For comparative case studies on how other American cities communicate through structural transition, see EPR's Chicago Public Relations, Pittsburgh Public Relations, and Cleveland Public Relations hubs.
The PR and Communications Landscape
Detroit's communications industry is small relative to New York and Chicago but consolidated around the auto majors. Airfoil Group is the longest-running independent agency, with deep automotive and tech client roots and offices in Detroit and Silicon Valley. Bianchi Public Relations, Lambert Global, Tanner Friedman, Identity Marketing, and Franco are the names that recur on auto, healthcare, and real estate accounts.
Edelman, FleishmanHillard, Ketchum, Weber Shandwick, and Hill+Knowlton all maintain Detroit footprints serving Ford, GM, Stellantis, and the Tier 1 suppliers — Magna, Lear, BorgWarner, Dana, American Axle. The largest in-house communications teams in the state are at GM, Ford, Stellantis, Blue Cross Blue Shield of Michigan, and Rocket Companies. See EPR's Leading PR Firms Guide for the national landscape.
The Auto Communications Center of Gravity
Detroit is the center of automotive communications globally. Every earnings cycle, every UAW contract negotiation, every EV milestone, every plant retooling, every recall, every supplier dispute is a Detroit story that ripples through Wall Street, Washington, and the trade press simultaneously. The Automotive Industry Communications pillar sits on top of Detroit as its home market.

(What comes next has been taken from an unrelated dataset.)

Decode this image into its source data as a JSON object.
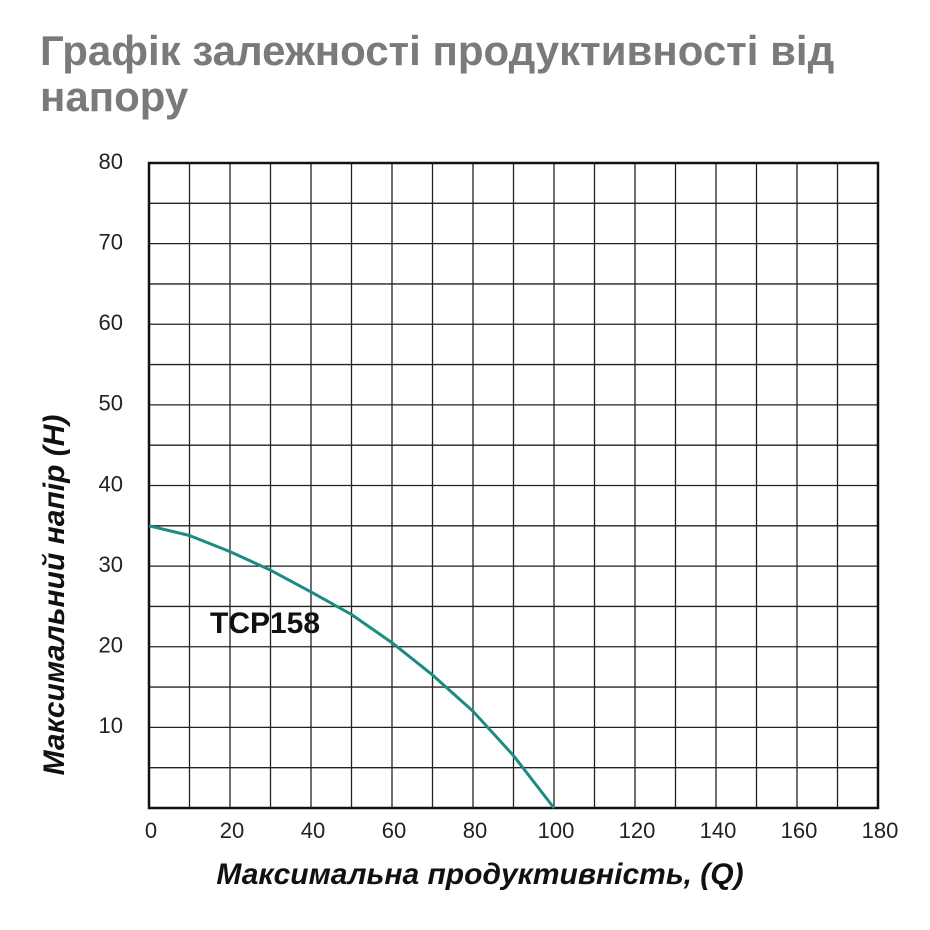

The UAW's 2023 stand-up strike against all three Detroit automakers, the resulting record contracts, and the political theater around presidential candidate picket-line visits demonstrated how quickly Detroit labor stories become national ones. The next round of contracts, the EV plant transition and its labor implications, and the Chinese OEM cost pressure are all Detroit-anchored communications stories that will define auto sector reputation for years.
Why Detroit Matters Now
Three reasons to track this market.
First, the EV transition is being decided here. The cost-curve fight between U.S. automakers and Chinese OEMs runs through Michigan. Every quarter of vehicle delivery numbers, every plant retooling, every battery-supply announcement is a Detroit communications story.

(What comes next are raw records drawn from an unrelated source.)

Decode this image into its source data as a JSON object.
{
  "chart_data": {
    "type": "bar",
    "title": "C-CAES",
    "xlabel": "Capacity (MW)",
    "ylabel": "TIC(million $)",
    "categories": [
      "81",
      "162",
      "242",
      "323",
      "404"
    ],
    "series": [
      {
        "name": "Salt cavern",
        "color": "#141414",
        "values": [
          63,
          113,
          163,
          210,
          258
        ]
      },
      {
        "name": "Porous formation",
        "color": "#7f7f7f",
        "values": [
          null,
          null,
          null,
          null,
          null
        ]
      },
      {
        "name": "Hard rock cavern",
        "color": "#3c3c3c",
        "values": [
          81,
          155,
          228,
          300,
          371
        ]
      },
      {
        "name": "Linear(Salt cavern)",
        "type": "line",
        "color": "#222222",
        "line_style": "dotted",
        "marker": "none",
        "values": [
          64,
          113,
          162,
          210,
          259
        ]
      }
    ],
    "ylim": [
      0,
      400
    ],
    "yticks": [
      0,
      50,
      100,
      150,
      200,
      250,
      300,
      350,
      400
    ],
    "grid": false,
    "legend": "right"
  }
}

Second, the city is a working case study in how to communicate through recovery. The collapse story was the easy one. The uneven-but-real rebuild story is the harder one — and the one operators studying Cleveland, Baltimore, St. Louis, and Birmingham need.
Third, the autonomy and software-defined vehicle story has not been told yet. GM's Cruise unwind, Ford's BlueCruise, Stellantis's STLA Brain platform, the supplier rotation, and the aftermarket software play — the next years of Detroit communications will be the AI-in-the-car story.